Berlin (pag) – Männer und Frauen mit niedrigem sozioökonomischen Status erkranken durchschnittlich sieben Jahre früher an Krebs als Menschen mit einem höheren Status. Der Unterschied zeigt sich ausnahmslos bei allen Arten der Erkrankung. Diese Erkenntnis enthält der Onkologie-Report der AOK Rheinland/Hamburg, der kürzlich veröffentlicht wurde.
Ein niedriger sozioökonomischer Status gehe oft einher mit höheren Gesundheitsbelastungen und schlechteren Gesundheitschancen, beispielsweise einer niedrigeren Gesundheitskompetenz, so die Verantwortlichen. Wesentliche Risikofaktoren bei Menschen mit niedrigem sozioökonomischen Status seien der höhere Anteil an Raucherinnen und Rauchern, weniger sportliche Aktivität, ein ungünstiges Ernährungsverhalten sowie die stärkere Verbreitung von Adipositas.

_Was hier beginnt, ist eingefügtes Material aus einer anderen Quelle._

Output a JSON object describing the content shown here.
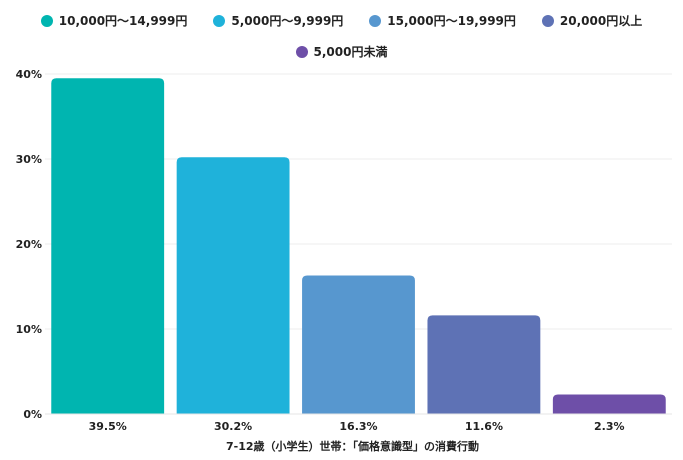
{
  "chart_data": {
    "type": "bar",
    "categories": [
      "10,000円～14,999円",
      "5,000円～9,999円",
      "15,000円～19,999円",
      "20,000円以上",
      "5,000円未満"
    ],
    "values": [
      39.5,
      30.2,
      16.3,
      11.6,
      2.3
    ],
    "value_labels": [
      "39.5%",
      "30.2%",
      "16.3%",
      "11.6%",
      "2.3%"
    ],
    "colors": [
      "#00B5B0",
      "#1FB2DA",
      "#5797CF",
      "#5E72B5",
      "#6E4FA8"
    ],
    "legend": [
      {
        "label": "10,000円～14,999円",
        "color": "#00B5B0"
      },
      {
        "label": "5,000円～9,999円",
        "color": "#1FB2DA"
      },
      {
        "label": "15,000円～19,999円",
        "color": "#5797CF"
      },
      {
        "label": "20,000円以上",
        "color": "#5E72B5"
      },
      {
        "label": "5,000円未満",
        "color": "#6E4FA8"
      }
    ],
    "legend_position": "top",
    "xlabel": "7-12歳（小学生）世帯：「価格意識型」の消費行動",
    "ylabel": "",
    "ylim": [
      0,
      40
    ],
    "yticks": [
      0,
      10,
      20,
      30,
      40
    ],
    "ytick_labels": [
      "0%",
      "10%",
      "20%",
      "30%",
      "40%"
    ],
    "grid": true
  }
}
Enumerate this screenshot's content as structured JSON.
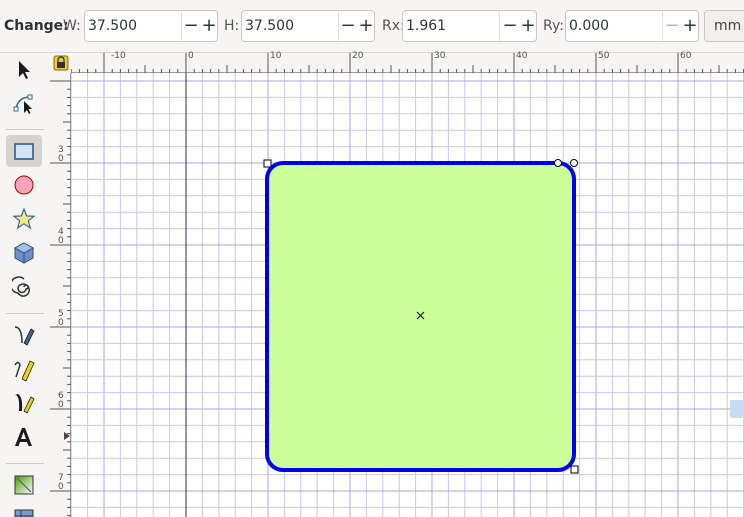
{
  "controls": {
    "change_label": "Change:",
    "w": {
      "label": "W:",
      "value": "37.500"
    },
    "h": {
      "label": "H:",
      "value": "37.500"
    },
    "rx": {
      "label": "Rx:",
      "value": "1.961"
    },
    "ry": {
      "label": "Ry:",
      "value": "0.000"
    },
    "minus": "−",
    "plus": "+",
    "unit": "mm"
  },
  "ruler": {
    "horizontal": [
      "-10",
      "0",
      "10",
      "20",
      "30",
      "40",
      "50",
      "60"
    ],
    "vertical": [
      {
        "top": "3",
        "bottom": "0"
      },
      {
        "top": "4",
        "bottom": "0"
      },
      {
        "top": "5",
        "bottom": "0"
      },
      {
        "top": "6",
        "bottom": "0"
      },
      {
        "top": "7",
        "bottom": "0"
      }
    ]
  },
  "tools": [
    "selector-tool",
    "node-tool",
    "rectangle-tool",
    "ellipse-tool",
    "star-tool",
    "3d-box-tool",
    "spiral-tool",
    "pen-tool",
    "pencil-tool",
    "calligraphy-tool",
    "text-tool",
    "gradient-tool",
    "mesh-tool"
  ],
  "colors": {
    "rect_fill": "#ccff99",
    "rect_stroke": "#0000ff",
    "grid": "#c8c8f0",
    "grid_major": "#a8a8e6"
  }
}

Unterschiede zwischen Stadtteilen
Zuvor haben bereits Wissenschaftlerinnen und Wissenschaftler des Deutschen Krebsforschungszentrums (DKFZ) und des Hamburgischen Krebsregisters bei der Hansestadt erstmals das Krebsüberleben zwischen den verschiedenen Stadtteilen verglichen. Dabei fanden sie teilweise erhebliche Differenzen: Um bis zu 15 Prozentpunkte unterscheidet sich das Fünf-Jahres-Krebsüberleben zwischen den sozioökonomisch stärksten und schwächsten Vierteln.
Zur Einordnung: Sozioökonomische Ungleichheiten beim Krebsüberleben wurden in vielen Ländern dokumentiert. Die Studien basieren meist auf länderweiten Erhebungen, die Städte als eine Einheit behandeln. „Dabei ist ein Vergleich einzelner städtischer Gebiete besonders interessant“, sagt Erstautorin Lina Jansen vom DKFZ. Die Unterschiede bei der Erreichbarkeit medizinischer Versorgung spielten innerhalb einer Stadt eine geringere Rolle. Außerdem lebe die Mehrheit der Weltbevölkerung in Städten.

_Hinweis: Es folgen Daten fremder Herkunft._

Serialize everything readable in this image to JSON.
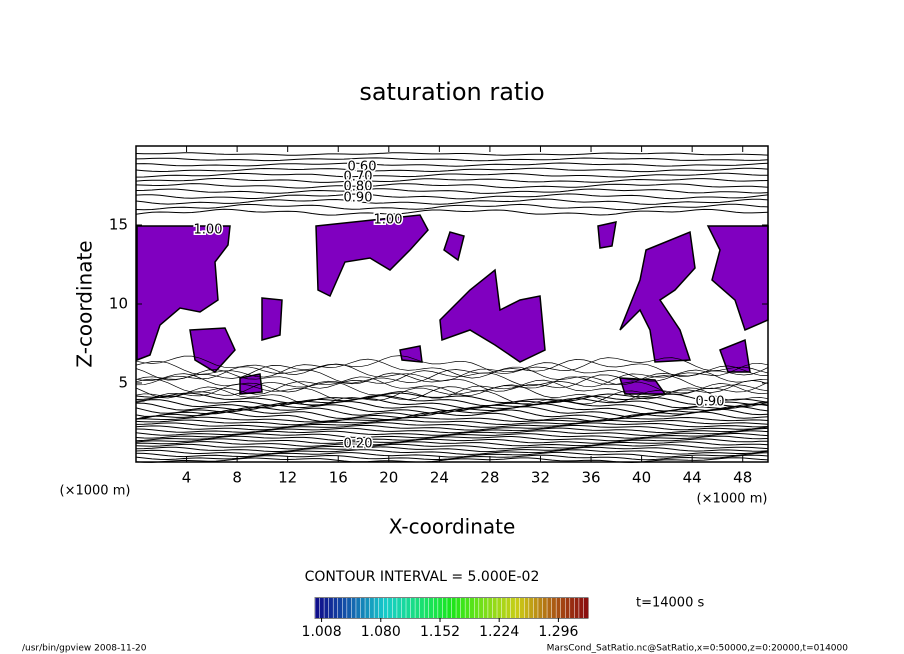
{
  "chart_data": {
    "type": "contour",
    "title": "saturation ratio",
    "xlabel": "X-coordinate",
    "ylabel": "Z-coordinate",
    "x_unit": "(×1000 m)",
    "xlim": [
      0,
      50
    ],
    "ylim": [
      0,
      20
    ],
    "xticks": [
      4,
      8,
      12,
      16,
      20,
      24,
      28,
      32,
      36,
      40,
      44,
      48
    ],
    "yticks": [
      5,
      10,
      15
    ],
    "fill_color": "#8000c0",
    "contour_labels": [
      {
        "value": 0.6,
        "label": "0.60"
      },
      {
        "value": 0.7,
        "label": "0.70"
      },
      {
        "value": 0.8,
        "label": "0.80"
      },
      {
        "value": 0.9,
        "label": "0.90"
      },
      {
        "value": 1.0,
        "label": "1.00"
      },
      {
        "value": 1.0,
        "label": "1.00"
      },
      {
        "value": 0.9,
        "label": "0.90"
      },
      {
        "value": 0.2,
        "label": "0.20"
      }
    ],
    "contour_interval": "CONTOUR INTERVAL = 5.000E-02",
    "time_label": "t=14000 s",
    "colorbar_lim": [
      1.0,
      1.332
    ],
    "colorbar_ticks": [
      1.008,
      {
        "value": 1.08,
        "label": "1.080"
      },
      1.152,
      1.224,
      1.296
    ],
    "footer_left": "/usr/bin/gpview  2008-11-20",
    "footer_right": "MarsCond_SatRatio.nc@SatRatio,x=0:50000,z=0:20000,t=014000"
  }
}
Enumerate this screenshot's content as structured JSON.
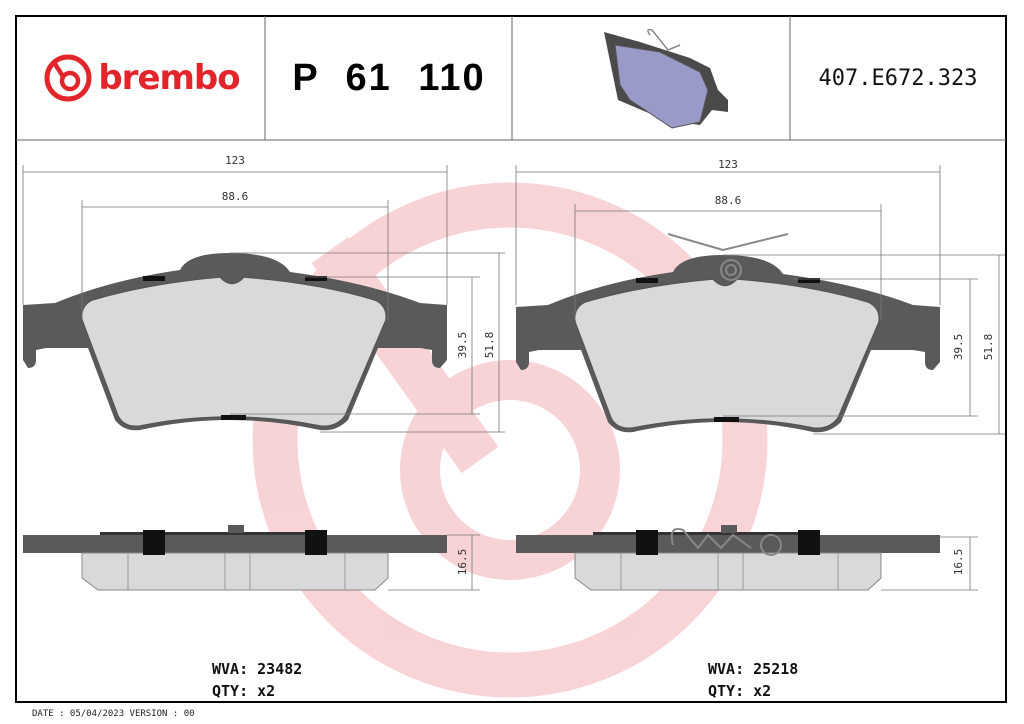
{
  "header": {
    "brand": "brembo",
    "part_number": "P 61 110",
    "reference": "407.E672.323"
  },
  "drawings": {
    "left": {
      "width": "123",
      "width_inner": "88.6",
      "height_inner": "39.5",
      "height": "51.8",
      "thickness": "16.5",
      "wva_label": "WVA: 23482",
      "qty_label": "QTY: x2"
    },
    "right": {
      "width": "123",
      "width_inner": "88.6",
      "height_inner": "39.5",
      "height": "51.8",
      "thickness": "16.5",
      "wva_label": "WVA: 25218",
      "qty_label": "QTY: x2"
    }
  },
  "footer": {
    "date_version": "DATE : 05/04/2023 VERSION : 00"
  },
  "colors": {
    "brand_red": "#e2252b",
    "backing_plate": "#5a5a5a",
    "friction": "#d9d9d9",
    "watermark": "#f5c5c8"
  }
}
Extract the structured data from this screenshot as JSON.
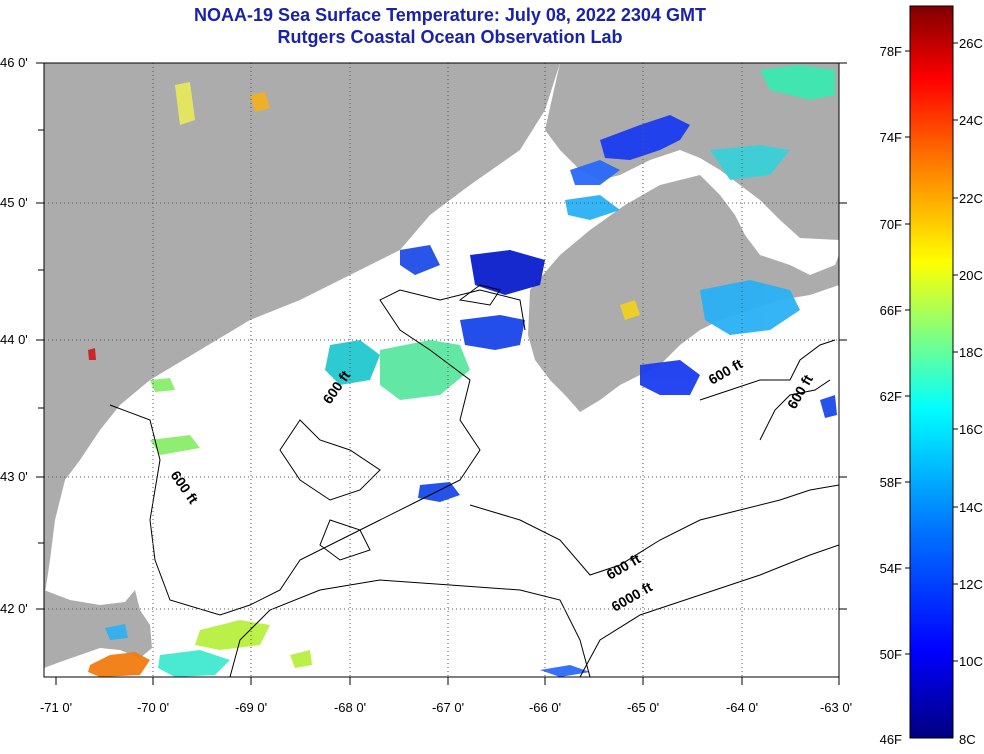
{
  "title_line1": "NOAA-19 Sea Surface Temperature:  July 08, 2022 2304 GMT",
  "title_line2": "Rutgers Coastal Ocean Observation Lab",
  "lat_labels": [
    "46 0'",
    "45 0'",
    "44 0'",
    "43 0'",
    "42 0'"
  ],
  "lon_labels": [
    "-71 0'",
    "-70 0'",
    "-69 0'",
    "-68 0'",
    "-67 0'",
    "-66 0'",
    "-65 0'",
    "-64 0'",
    "-63 0'"
  ],
  "contour_labels": [
    "600 ft",
    "600 ft",
    "600 ft",
    "600 ft",
    "600 ft",
    "6000 ft"
  ],
  "colorbar": {
    "fahrenheit": [
      "78F",
      "74F",
      "70F",
      "66F",
      "62F",
      "58F",
      "54F",
      "50F",
      "46F"
    ],
    "celsius": [
      "26C",
      "24C",
      "22C",
      "20C",
      "18C",
      "16C",
      "14C",
      "12C",
      "10C",
      "8C"
    ],
    "colors": [
      "#00007f",
      "#0000ff",
      "#0080ff",
      "#00ffff",
      "#80ff80",
      "#ffff00",
      "#ff8000",
      "#ff0000",
      "#7f0000"
    ]
  },
  "colors": {
    "land": "#acacac",
    "title": "#1a22a8",
    "ocean": "#ffffff"
  }
}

Keine eindeutige Erklärung
Die Studie basiert auf Daten von 73.106 Patienten, die im Hamburgischen Krebsregister erfasst und zwischen 2004 und 2018 an Darm-, Lungen-, Brust- oder Prostatakrebs erkrankt waren. Für sie wurde das altersstandardisierte relative Fünf-Jahres-Überleben ermittelt. Um den sozioökonomischen Status der Stadtteile einzuordnen, nutzten die Epidemiologen den Hamburger Sozialindex. Dieser erfasst unter anderem Arbeitslosenquote, Anzahl der Sozialwohnungen und der Sozialhilfeempfänger sowie Haushaltseinkommen.

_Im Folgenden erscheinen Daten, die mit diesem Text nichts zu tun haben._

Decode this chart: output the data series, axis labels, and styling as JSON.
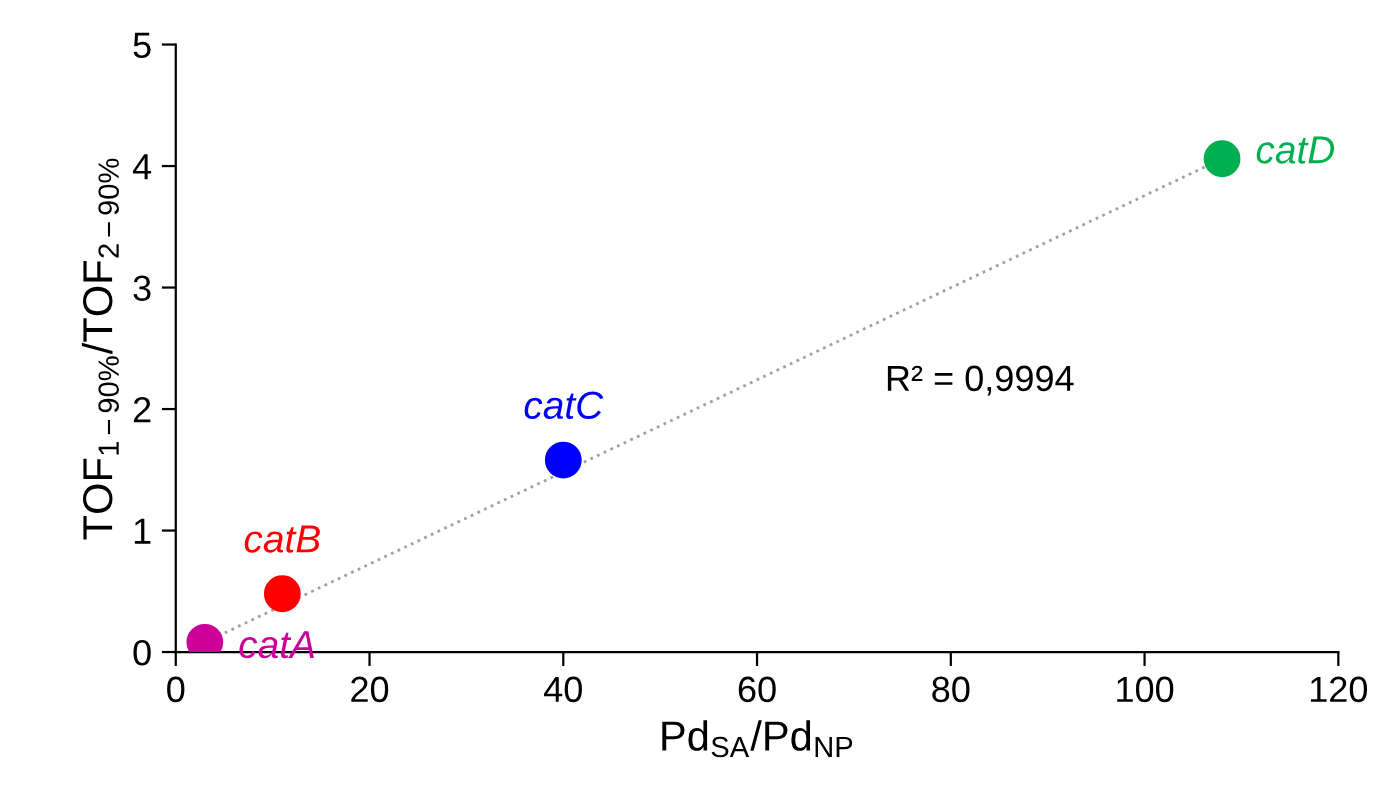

Das Ergebnis der Analyse: Je höher der sozioökonomische Status des Stadtteils, desto mehr Patienten überlebten die ersten fünf Jahre nach der Krebsdiagnose. Die Überlebensunterschiede betrugen zwischen den sozioökonomisch stärksten und schwächsten Stadtteilen bei Prostatakrebs 14,7 Prozentpunkte, bei Darmkrebs 10,8 Prozentpunkte, bei Brustkrebs 8 und bei Lungenkrebs schließlich noch 2,5 Prozentpunkte. Eine mögliche Erklärung für die teilweise erheblichen Differenzen könnte die unterschiedliche Wahrnehmung von Vorsorge- und Früherkennungsuntersuchungen sein. Die Forscher konnten bei Brust- und Prostatakrebs einen erheblichen Anteil der Überlebensdifferenz auf weiter fortgeschrittene Krebsstadien bei Diagnose zurückführen. Für Darmkrebs und Lungenkrebs galt dies allerdings nicht. Weitere Analysen seien daher dringend erforderlich.